NATO Bakanlar Konseyi, 15 Eylül 1951’de Ottawa’da toplanarak Türkiye’nin NATO üyeliğini kabul etti. Türkiye Büyük Millet Meclisi, 18 Şubat 1952’de NATO’ya giriş protokolünü kabul ederken Türkiye de böylece NATO’ya resmen üye oldu. Türkiye’nin NATO üyeliği üzerinden 69 yıl geçti. Bu vesileyle NATO’nun kuruluş amacına ve Türkiye ve dünya halklarına ne getirdiğine kısaca bir bakalım.
Tarih boyunca sömürgeci devletler güçlerini başka bir devlet üzerinde kullanıp bundan ekonomik veya siyasi çıkar sağladılar. Bu sömürgeci devletler, çıkarttıkları savaşta kendi çıkarlarını gizlemek ve savaş sanki onlar için yapılıyormuş gibi gösterip halkın rızasını almak için bazı savaş nedenleri (casus belli) bulmak zorunda kalmışlardır. Bugün emperyalizmin en büyük savaş bahanesi “demokrasi götürme” yalanıdır. Emperyalizmin dünyanın her yerinde kendi sömürü kurallarına uymayan herhangi bir ülkeye doğrudan müdahale aracı NATO’dur. Tarih ilerledi, zamanın ruhu değişti fakat NATO ve varlığının arkasındaki neden değişmedi!
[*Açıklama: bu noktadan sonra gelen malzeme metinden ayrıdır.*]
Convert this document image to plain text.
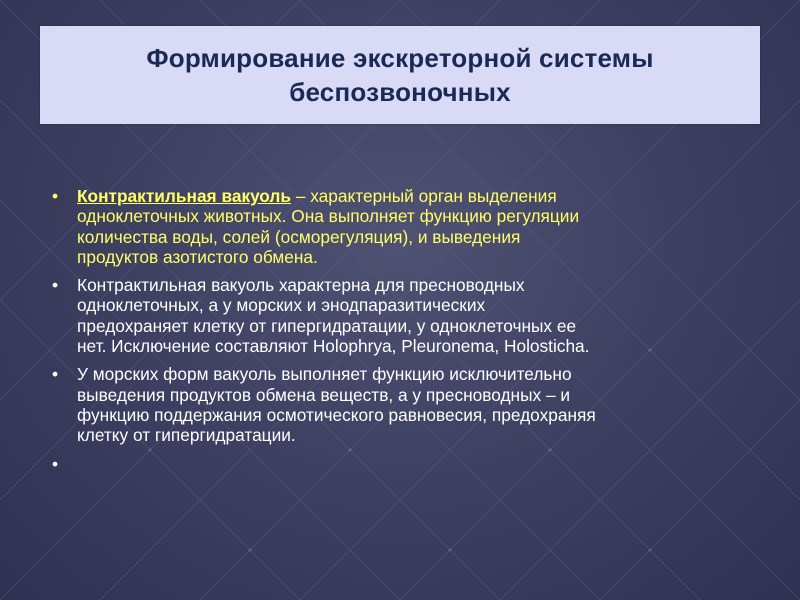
Формирование экскреторной системы
беспозвоночных
•	Контрактильная вакуоль – характерный орган выделения
одноклеточных животных. Она выполняет функцию регуляции
количества воды, солей (осморегуляция), и выведения
продуктов азотистого обмена.
•	Контрактильная вакуоль характерна для пресноводных
одноклеточных, а у морских и энодпаразитических
предохраняет клетку от гипергидратации, у одноклеточных ее
нет. Исключение составляют Holophrya, Pleuronema, Holosticha.
•	У морских форм вакуоль выполняет функцию исключительно
выведения продуктов обмена веществ, а у пресноводных – и
функцию поддержания осмотического равновесия, предохраняя
клетку от гипергидратации.
•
NATO emperyalizmin “demokrasi” kavramının arkasına saklanan eli kanlı terör örgütüdür.
NATO ya da diğer adıyla Kuzey Atlantik Anlaşması Örgütü, 1949 yılında kurulmuştur. NATO’nun asli amacı ve düşmanı, SSCB (Sovyetler Birliği) ve Sovyetler Birliği’nin temsil ettiği eşitlik ve özgürlük düşüncesidir.
NATO emperyalizmin silahlı zor aygıtıdır. Emperyalizmin yaptırımlarla gelen ikna ve yumuşak gücü işe yaramadığında NATO zor aygıtı olarak devreye girer. Ülkelerin içerisindeki işbirlikçilerini kullanarak veya doğrudan müdahalede bulunarak onların gelişmesine ve toplumcu bir gelişme modeli izlemesine engel olur.
Sovyetler Birliği 2. Dünya Savaşı sonrasında oluşan ortamda, her ne kadar Nazilerin yenilmesinde en büyük katkıyı yapan devlet olsa da, emperyalizmin baş düşmanıydı. NATO işte bu ruh hâlinde kurulmuştu. Amaç Sovyetler Birliğini kuşatmak ve gelişmekte olan ülkelere kapitalist gelişim modelini dayatmak, onları emperyalist-kapitalist sistemin dümen suyunda tutmaktı.
NATO her ne kadar kendini bir savunma örgütü olarak tanıtsa da özünde bir saldırı örgütüdür. Temsil ettiği emperyalist sınıfın çıkarlarına uymayan halklara doğrudan ya da dolaylı olarak saldırmaktan asla geri kalmamıştır.
Emperyalist-kapitalist sistemin savaş aygıtı olan NATO, gerek Türkiye halklarına gerekse dünya halklarına karşı sayısız suçlar işlemiştir, halkların sosyalizme giden yolunu kapatmak için defalarca darbeler yapmış, gelişmekte olan ülkelerin ilerici yönetimlerini ve aydınlarını yok etmiştir.
Buna örnek olarak ABD öncülüğünde düzenlenen NATO ve Türkiye’deki işbirlikçilerinin de içinde olduğu 1980 darbesi gösterilebilir. İşçi sınıfının kazanımları ve Türkiyenin aydınlık geleceği darbecilerce yok edilmiştir. Yine NATO’nun en büyük gücü ABD öncülüğünde FETÖ eliyle 2016 yılında gerçekleştirilen darbe girişimi NATO’nun Türkiye halkına kan ve zulümden başka bir şey getirmediğini bir kez daha gözler önüne sermiştir.
Türkiye’nin bütün ilerici güçleri var gücüyle Türkiye’nin NATO’dan çıkması için mücadele etmelidir. Türkiye halkları, canına kasteden bu örgütten bir an önce ayrılmalıdır ve yapılan tarihsel hatadan dönülmelidir.